Dennis’s activism jars with Yu’s reactions to Bendigo’s building-scape, and reminds me there are no easy correspondences between buildings and identities.

As a Melbourne-based historian, teacher, and poet, the question of what kind of actions my debt calls for – and where they can and should be performed – looms as heavy and intimidating as Parliament House’s stony structure. Writing, reading, and listening to poetry enable me to self-reflexively build responsibility, and to make connections between settler colonialism and possession otherwise hard to see, and to feel. But, of course, poems don’t necessarily result in material change either. And yet Lamsey’s story – as contemporary poets – remind me I need to continue to find creative ways to unlearn the forms of property locked up in my skin through my ancestor’s historical rights; ways to see and know and feel white possession as strange. Part of this responsibility is to know and to feel my relationship to the property system I’m profiting from. So the challenge is at once simple and difficult. How to breathe the daily conundrum of how to find and share stories that shake up the foundations of whiteness without re-laying claims to it. As I enter further the wonderful webs of community history, I remain steadfastly hopeful and sanely skeptical this is possible.
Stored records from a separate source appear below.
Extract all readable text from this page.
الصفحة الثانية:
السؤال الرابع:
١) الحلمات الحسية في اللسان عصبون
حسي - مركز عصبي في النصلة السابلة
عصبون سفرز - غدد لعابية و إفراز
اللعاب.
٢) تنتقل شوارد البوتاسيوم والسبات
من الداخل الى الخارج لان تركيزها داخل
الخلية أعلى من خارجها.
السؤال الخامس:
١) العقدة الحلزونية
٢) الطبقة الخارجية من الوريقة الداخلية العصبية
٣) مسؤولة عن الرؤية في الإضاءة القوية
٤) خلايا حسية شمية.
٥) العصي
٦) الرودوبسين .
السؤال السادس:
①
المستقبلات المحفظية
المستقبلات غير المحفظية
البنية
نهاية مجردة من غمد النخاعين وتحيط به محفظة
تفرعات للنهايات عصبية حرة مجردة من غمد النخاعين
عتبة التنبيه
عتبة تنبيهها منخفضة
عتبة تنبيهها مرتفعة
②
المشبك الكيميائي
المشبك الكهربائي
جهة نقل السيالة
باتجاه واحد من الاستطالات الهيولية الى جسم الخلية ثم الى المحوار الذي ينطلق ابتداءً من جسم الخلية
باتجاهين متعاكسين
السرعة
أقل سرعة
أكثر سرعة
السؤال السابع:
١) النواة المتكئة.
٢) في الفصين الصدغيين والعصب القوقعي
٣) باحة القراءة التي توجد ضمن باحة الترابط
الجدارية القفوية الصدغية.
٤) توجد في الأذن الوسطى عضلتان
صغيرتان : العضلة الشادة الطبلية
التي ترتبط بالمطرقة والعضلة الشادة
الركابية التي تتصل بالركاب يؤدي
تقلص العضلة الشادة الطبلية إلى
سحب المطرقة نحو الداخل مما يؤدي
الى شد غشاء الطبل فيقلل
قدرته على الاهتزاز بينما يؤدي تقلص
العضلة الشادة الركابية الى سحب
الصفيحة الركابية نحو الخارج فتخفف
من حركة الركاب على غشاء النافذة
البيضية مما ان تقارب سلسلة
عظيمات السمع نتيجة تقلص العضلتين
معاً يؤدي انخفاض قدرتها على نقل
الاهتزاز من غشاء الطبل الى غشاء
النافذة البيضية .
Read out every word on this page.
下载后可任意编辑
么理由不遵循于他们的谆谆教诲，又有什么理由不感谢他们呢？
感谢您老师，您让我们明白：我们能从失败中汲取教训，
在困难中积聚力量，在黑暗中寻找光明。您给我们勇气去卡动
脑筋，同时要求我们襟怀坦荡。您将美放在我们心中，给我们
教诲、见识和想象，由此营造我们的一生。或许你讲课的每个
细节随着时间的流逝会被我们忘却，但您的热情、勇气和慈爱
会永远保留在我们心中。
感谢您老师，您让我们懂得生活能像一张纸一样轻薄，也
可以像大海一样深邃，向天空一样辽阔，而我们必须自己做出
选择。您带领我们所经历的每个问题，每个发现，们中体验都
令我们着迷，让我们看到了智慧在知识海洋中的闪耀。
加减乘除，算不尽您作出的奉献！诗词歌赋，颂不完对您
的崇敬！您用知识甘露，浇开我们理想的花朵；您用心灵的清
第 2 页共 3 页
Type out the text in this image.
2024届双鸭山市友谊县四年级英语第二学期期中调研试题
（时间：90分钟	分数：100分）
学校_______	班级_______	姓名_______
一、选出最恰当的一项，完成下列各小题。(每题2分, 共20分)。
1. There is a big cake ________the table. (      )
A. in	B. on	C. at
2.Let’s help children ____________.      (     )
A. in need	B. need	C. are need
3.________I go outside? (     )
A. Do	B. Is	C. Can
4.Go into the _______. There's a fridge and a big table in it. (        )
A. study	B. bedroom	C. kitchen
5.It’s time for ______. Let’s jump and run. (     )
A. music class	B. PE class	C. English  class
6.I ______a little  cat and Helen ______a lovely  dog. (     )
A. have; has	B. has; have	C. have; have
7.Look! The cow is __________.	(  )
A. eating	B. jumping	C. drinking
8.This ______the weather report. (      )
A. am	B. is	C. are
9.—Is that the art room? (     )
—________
  1. Natalie Harkin, ‘On Responsibility’, Overland, 2017, online.
  2. Tony Birch, ‘White Australians Stole Indigenous Children and then Stole their Victimhood too’, 26 May 2017, online.
  3. Benjamin Preiss, ‘Premier Daniel Andrews apologises to Chinese community over racist gold rush tax’, 25 May 2017, online.
  4. Adam Holmes, ‘Bendigo Chinese Association welcomes the Premier’s apology for past injustices to the Chinese’, Bendigo Advertiser, 25 May 2017, online.
  5. This is not to equate these debts, but to observe them both. For more on the racial politics of medicine in this era see Rey Tiquia,‘Traditional Chinese Medicine as an Australian tradition of health care’, PhD thesis, The University of Melbourne, 2004.
  6. ‘Bendigo Man Honoured for a Job Well Done’, Bendigo Advertiser, Bendigo, 12 April 2011, online.
  7. For discussion of the rise of Indigenous architecture see Timmah Bell, ‘Black Critics: flipping the power play in the arts’, 10 May 2017, Overland Journal, online.